Reirradiation of malignant gliomas with the GliaSite Radiation Therapy System after reresection seems to provide a modest survival benefit above what would be expected from surgery alone. This report not only confirms the initial results of the feasibility study but provides evidence that similar outcomes can be obtained outside of a clinical trial.

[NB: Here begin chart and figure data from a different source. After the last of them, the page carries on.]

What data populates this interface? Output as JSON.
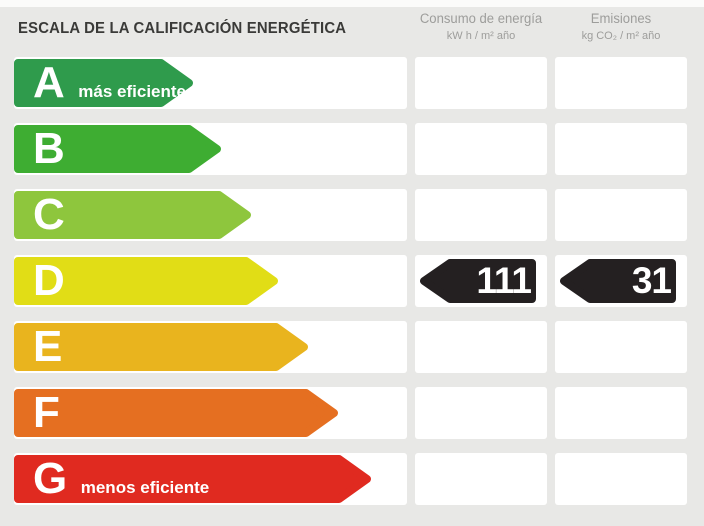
{
  "title": "ESCALA DE LA CALIFICACIÓN ENERGÉTICA",
  "columns": {
    "consumo": {
      "label": "Consumo de energía",
      "units": "kW h / m² año"
    },
    "emisiones": {
      "label": "Emisiones",
      "units": "kg CO₂ / m² año"
    }
  },
  "ratings": [
    {
      "letter": "A",
      "label": "más eficiente",
      "color": "#2f9b4c",
      "arrow_width": 181
    },
    {
      "letter": "B",
      "label": "",
      "color": "#3ead32",
      "arrow_width": 209
    },
    {
      "letter": "C",
      "label": "",
      "color": "#8ec63d",
      "arrow_width": 239
    },
    {
      "letter": "D",
      "label": "",
      "color": "#e1dd16",
      "arrow_width": 266
    },
    {
      "letter": "E",
      "label": "",
      "color": "#e9b41e",
      "arrow_width": 296
    },
    {
      "letter": "F",
      "label": "",
      "color": "#e56f21",
      "arrow_width": 326
    },
    {
      "letter": "G",
      "label": "menos eficiente",
      "color": "#e02a20",
      "arrow_width": 359
    }
  ],
  "values": {
    "rating": "D",
    "consumo": "111",
    "emisiones": "31",
    "arrow_color": "#242021"
  },
  "chart_data": {
    "type": "bar",
    "title": "ESCALA DE LA CALIFICACIÓN ENERGÉTICA",
    "categories": [
      "A",
      "B",
      "C",
      "D",
      "E",
      "F",
      "G"
    ],
    "bar_relative_widths": [
      181,
      209,
      239,
      266,
      296,
      326,
      359
    ],
    "bar_colors": [
      "#2f9b4c",
      "#3ead32",
      "#8ec63d",
      "#e1dd16",
      "#e9b41e",
      "#e56f21",
      "#e02a20"
    ],
    "annotations": {
      "A": "más eficiente",
      "G": "menos eficiente"
    },
    "rating": "D",
    "metrics": [
      {
        "name": "Consumo de energía",
        "units": "kW h / m² año",
        "value": 111
      },
      {
        "name": "Emisiones",
        "units": "kg CO₂ / m² año",
        "value": 31
      }
    ],
    "legend_position": "none",
    "grid": false
  }
}
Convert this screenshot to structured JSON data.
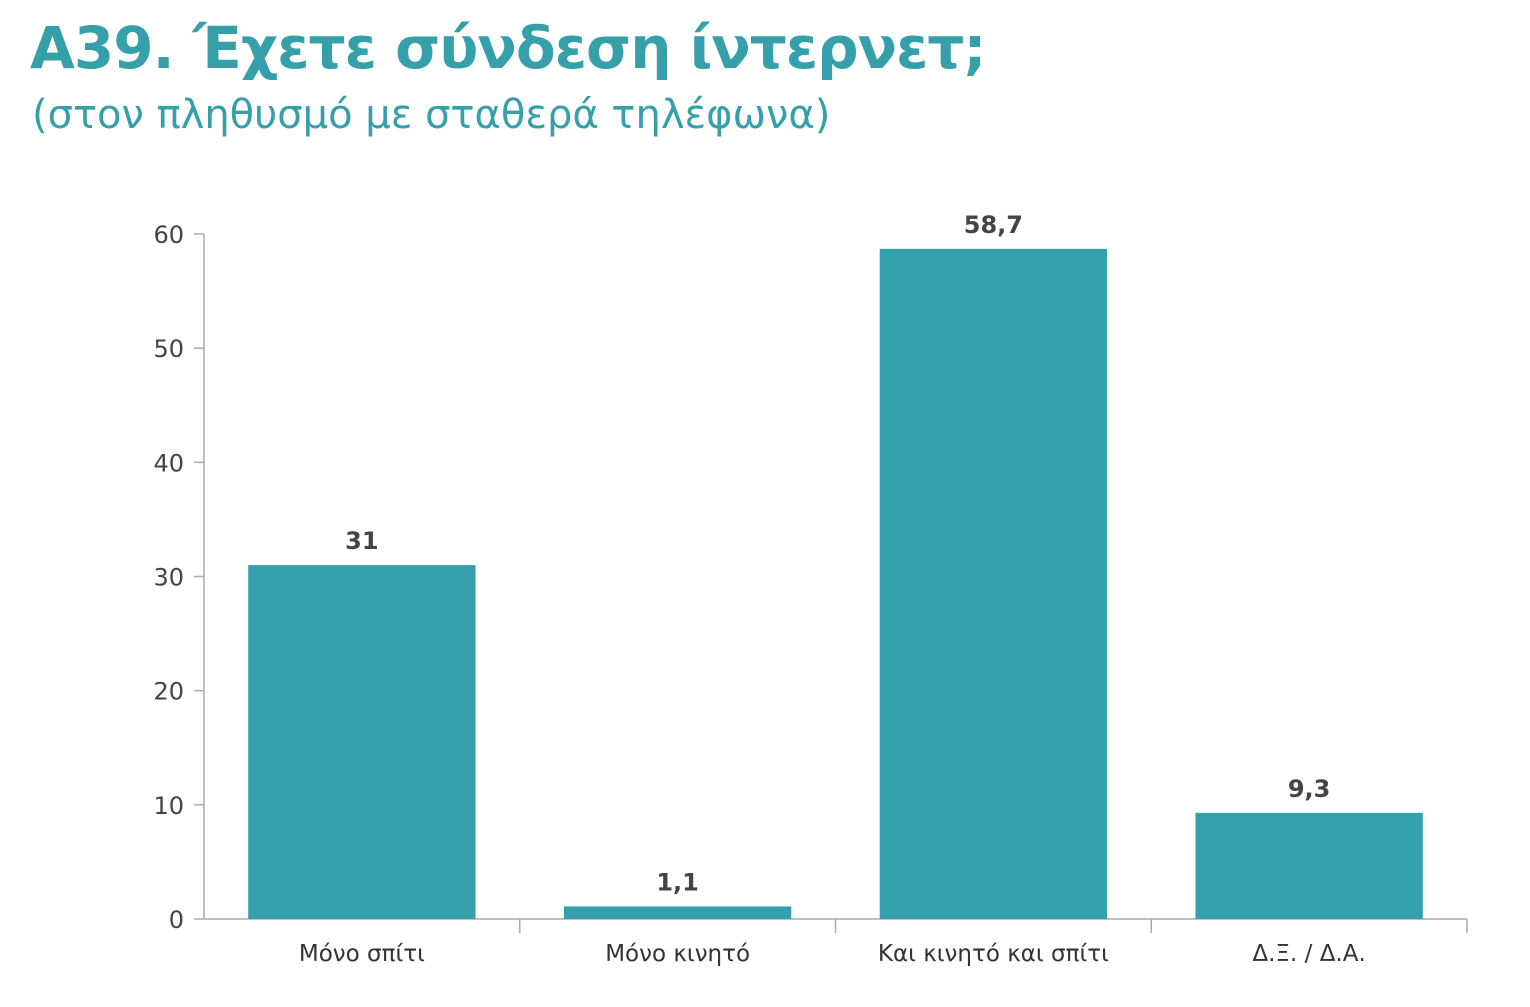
{
  "chart_data": {
    "type": "bar",
    "title": "A39. Έχετε σύνδεση ίντερνετ;",
    "subtitle": "(στον πληθυσμό με σταθερά τηλέφωνα)",
    "categories": [
      "Μόνο σπίτι",
      "Μόνο κινητό",
      "Και κινητό και σπίτι",
      "Δ.Ξ. / Δ.Α."
    ],
    "values": [
      31,
      1.1,
      58.7,
      9.3
    ],
    "value_labels": [
      "31",
      "1,1",
      "58,7",
      "9,3"
    ],
    "yticks": [
      "0",
      "10",
      "20",
      "30",
      "40",
      "50",
      "60"
    ],
    "ylim": [
      0,
      60
    ],
    "xlabel": "",
    "ylabel": "",
    "grid": false,
    "legend": "none",
    "colors": {
      "bar": "#35a0ad",
      "title": "#35a0aa",
      "axis": "#aaaaaa"
    }
  }
}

The Brain Tumor Cooperative Group NIH Trial 87-01: A Randomized Comparison of Surgery, External Radiotherapy, and Carmustine versus Surgery, Interstitial Radiotherapy Boost, External Radiation Therapy, and Carmustine

OBJECTIVE

The objective of the Brain Tumor Cooperative Group NIH Trial 87-01 trial was to investigate the effect of additional implanted radiation therapy in newly diagnosed patients with pathologically confirmed malignant gliomas.

METHODS

The study involved a randomized comparison of surgery, external beam radiotherapy, and carmustine (BCNU) versus surgery, external beam therapy, interstitial radiotherapy boost, and BCNU in newly diagnosed malignant gliomas. 125I was chosen as best suited for this effort because it allowed preimplantation planning and postimplantation quality assurance review. Two hundred ninety-nine patients met the eligibility criteria and were randomized into the two arms of the study between December 1987 and April 1994. Follow-up continued for an additional 3 years. Twenty-nine patients were identified as having committed protocol violations and were excluded, resulting in 270 subjects in the Valid Study Group. One hundred thirty-seven patients received external beam radiation and BCNU, and 133 underwent the 125I implantation plus external beam radiation and BCNU therapy.

RESULTS

The overall median survival for the Valid Study Group was 64.3 weeks. The median survival for patients receiving additional therapy of 125I was 68.1 weeks, and median survival for those receiving only external beam radiation and BCNU was 58.8 weeks. The cumulative proportion surviving between the two treatment groups was not statistically significantly different (log-rank test, P = 0.101). As in other studies in the literature, age, Karnofsky score, and pathology were predictors of mortality. Additional analyses incorporating an adjustment for these prognostic variables, either in a stratified analysis or Cox proportional hazards model, did not result in statistically significant differences in the cumulative proportion of patients surviving between the two treatment groups.

CONCLUSION

We conclude that there is no long-term survival advantage of increased radiation dose with 125I seeds in newly diagnosed glioma patients.